The two detectives followed the circle of light down the steps. In truth, Diamond felt uneasy. Whether it was the chill down here after the warmth, or the dark, or just the knowledge that there might be other dismembered parts of a body buried in concrete, ice-cold drops of sweat trickled down his ribs.

He flicked the torch beam across the floor, giving nothing away about his reaction to the place. "Can you see the hole, Keith?"

They spotted it on the far side, a space between flagstones, close to a wall festooned with cobwebs thick as fishing nets. A few chips of cement lay around the edge. A pickaxe was propped against the nearest pillar.

"Don't go any closer," Diamond warned. Halliwell had been on the point of stepping forward.

Halliwell turned in surprise. "It's been here twenty years, sir."

"Yes, and some daft bugger put his foot in it. We don't need another."

Upstairs, it was actually a relief to be enveloped by the afternoon heat again.

"Ever done any concreting?" Diamond asked on the walk back along Pierrepont Street.

"Not my thing."

"Nor mine. I'm told it's satisfying work. You shouldn't skimp the preparation. You want to make sure your hardcore really is hard. Shame when it gives way."
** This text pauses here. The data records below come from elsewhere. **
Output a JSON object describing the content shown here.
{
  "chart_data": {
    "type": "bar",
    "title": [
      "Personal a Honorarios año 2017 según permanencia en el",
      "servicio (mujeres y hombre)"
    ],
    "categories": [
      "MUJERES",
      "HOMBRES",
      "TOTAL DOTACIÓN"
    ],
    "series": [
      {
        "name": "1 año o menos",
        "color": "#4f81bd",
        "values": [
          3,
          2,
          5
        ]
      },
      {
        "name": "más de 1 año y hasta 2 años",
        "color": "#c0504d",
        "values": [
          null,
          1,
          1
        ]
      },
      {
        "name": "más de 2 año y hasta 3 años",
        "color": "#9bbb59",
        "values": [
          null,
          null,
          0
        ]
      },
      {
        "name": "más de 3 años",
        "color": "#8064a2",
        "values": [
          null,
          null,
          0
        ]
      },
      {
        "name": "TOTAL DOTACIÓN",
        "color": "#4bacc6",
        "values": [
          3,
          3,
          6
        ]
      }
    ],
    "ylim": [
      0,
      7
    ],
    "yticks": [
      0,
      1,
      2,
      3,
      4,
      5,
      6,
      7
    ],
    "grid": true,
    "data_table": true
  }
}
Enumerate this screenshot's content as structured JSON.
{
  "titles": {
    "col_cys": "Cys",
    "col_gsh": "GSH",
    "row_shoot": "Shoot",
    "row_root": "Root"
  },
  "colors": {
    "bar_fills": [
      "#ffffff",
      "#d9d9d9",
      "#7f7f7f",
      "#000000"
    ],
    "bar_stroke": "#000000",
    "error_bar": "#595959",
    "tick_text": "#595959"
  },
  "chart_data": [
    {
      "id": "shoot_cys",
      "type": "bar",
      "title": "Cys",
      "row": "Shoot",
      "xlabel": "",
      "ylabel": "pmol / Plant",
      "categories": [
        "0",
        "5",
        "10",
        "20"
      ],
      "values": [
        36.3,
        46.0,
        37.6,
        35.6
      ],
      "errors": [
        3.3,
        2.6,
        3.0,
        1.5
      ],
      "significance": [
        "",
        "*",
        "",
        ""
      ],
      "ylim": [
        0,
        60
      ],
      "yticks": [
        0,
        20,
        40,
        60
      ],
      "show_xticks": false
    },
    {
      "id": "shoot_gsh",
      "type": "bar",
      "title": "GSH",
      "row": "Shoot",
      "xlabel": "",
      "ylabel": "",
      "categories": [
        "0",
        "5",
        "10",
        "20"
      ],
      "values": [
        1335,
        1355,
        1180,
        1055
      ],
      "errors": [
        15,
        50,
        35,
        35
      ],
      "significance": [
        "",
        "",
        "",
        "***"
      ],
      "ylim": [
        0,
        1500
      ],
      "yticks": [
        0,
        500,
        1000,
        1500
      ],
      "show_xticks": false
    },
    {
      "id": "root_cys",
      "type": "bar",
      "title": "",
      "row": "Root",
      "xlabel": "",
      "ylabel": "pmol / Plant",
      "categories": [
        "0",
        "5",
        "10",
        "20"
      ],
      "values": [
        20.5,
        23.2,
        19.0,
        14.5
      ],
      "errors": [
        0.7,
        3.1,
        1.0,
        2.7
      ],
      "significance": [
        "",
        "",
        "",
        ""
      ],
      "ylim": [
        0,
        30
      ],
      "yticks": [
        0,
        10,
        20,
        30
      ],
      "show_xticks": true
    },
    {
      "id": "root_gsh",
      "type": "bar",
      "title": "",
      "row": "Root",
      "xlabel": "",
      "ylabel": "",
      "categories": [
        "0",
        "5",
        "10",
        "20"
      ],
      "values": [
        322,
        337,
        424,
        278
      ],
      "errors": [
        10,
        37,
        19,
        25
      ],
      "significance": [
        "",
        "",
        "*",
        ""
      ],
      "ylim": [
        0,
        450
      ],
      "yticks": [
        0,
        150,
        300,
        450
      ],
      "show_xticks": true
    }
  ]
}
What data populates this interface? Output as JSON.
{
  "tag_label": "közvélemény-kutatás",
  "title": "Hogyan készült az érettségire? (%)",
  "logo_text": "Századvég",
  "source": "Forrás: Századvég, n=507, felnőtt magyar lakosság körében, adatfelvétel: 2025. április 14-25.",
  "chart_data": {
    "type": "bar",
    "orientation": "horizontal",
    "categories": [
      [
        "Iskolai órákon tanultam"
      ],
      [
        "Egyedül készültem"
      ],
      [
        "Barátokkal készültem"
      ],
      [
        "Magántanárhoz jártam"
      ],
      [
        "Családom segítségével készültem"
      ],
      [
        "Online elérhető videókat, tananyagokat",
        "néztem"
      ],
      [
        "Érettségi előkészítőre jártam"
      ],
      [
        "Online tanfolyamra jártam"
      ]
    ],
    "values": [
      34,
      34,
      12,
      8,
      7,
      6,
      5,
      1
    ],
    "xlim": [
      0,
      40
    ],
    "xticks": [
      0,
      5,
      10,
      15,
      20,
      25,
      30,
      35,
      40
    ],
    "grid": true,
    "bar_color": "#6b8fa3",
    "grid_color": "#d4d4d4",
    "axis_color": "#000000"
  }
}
As HE was an hour late getting home, he suggested a pub meal. Stephanie said it was a lovely idea and he knew right away from the look on her face that she was going to broach a difficult topic with him. He hoped to God it was not a visit from his strange brother-in-law, Reggie.

In the pub, he had to explain why he preferred plaice and chips to a pizza. Steph heard the story of the hand in the pizza

She asked, "So will I see you on TV tomorrow appealing for information?" (

He shook his head. "I'm in no hurry. It's not as if there s a killer on the run. Well, if there is, he'd be out of breath by now, wouldn't he?"